Perform the packet captures from each HCX manager and connector while setting the site pairing to observe issues such as MTU and analyze the packet captures using tools such as Wireshark. 

From HCX connector: 

tcpdump -n -i eth0 host <HCX cloud IP> and host <HCX Connector IP> -w /tmp/HCX_connector_pkt_capture.pcap


From HCX Cloud 

tcpdump -n -i eth0 host <HCX cloud IP> and host <HCX Connector IP> -w /tmp/HCX_cloud_pkt_capture.pcap


Note:
If there are no underlying issues, site pairing via the API should successfully re-establish the connection. But it has been also observed that due to stale entries in the 'RemotingOutbox' collection due to the site pairing being down issue's the site pairing via the API may not help. In such cases, it is necessary to check the status of the 'RemotingOutbox' in the HCX database and clear any outdated entries.
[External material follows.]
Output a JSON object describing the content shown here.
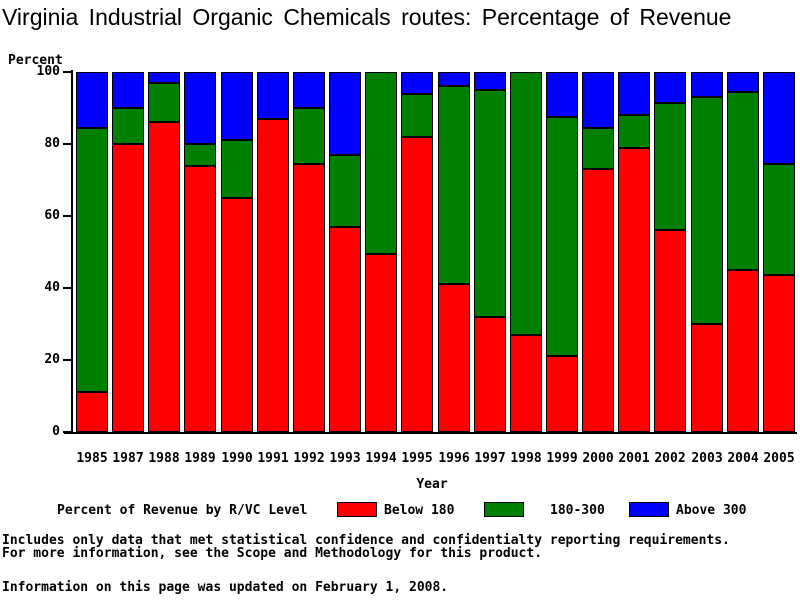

Please contact Broadcom Support for more information on this:  Contact Broadcom support

Workaround:
There is no workaround to have full HCX services available without site pairing connectivity between data center sites.

Additional Information

HCX site pairing fails with error "NumberFormatException" (80210)
HCX - Site pairing disconnected with "Error queuing Job: Workflow ReplicationTransferJob" (81978)
HCX - Resync service mesh: "Error in communicating with remote side to find NSX types" (328952)


Impact/Risks:
If the Site Pairing is down, configuration workflows will fail and no migrations can be scheduled from HCX Connector or source Cloud Manager.
Existing Network Extension services will remain active indefinitely but no configuration changes can be made on those, except for "unstretch", which can be forced from the target HCX Cloud Manager's side.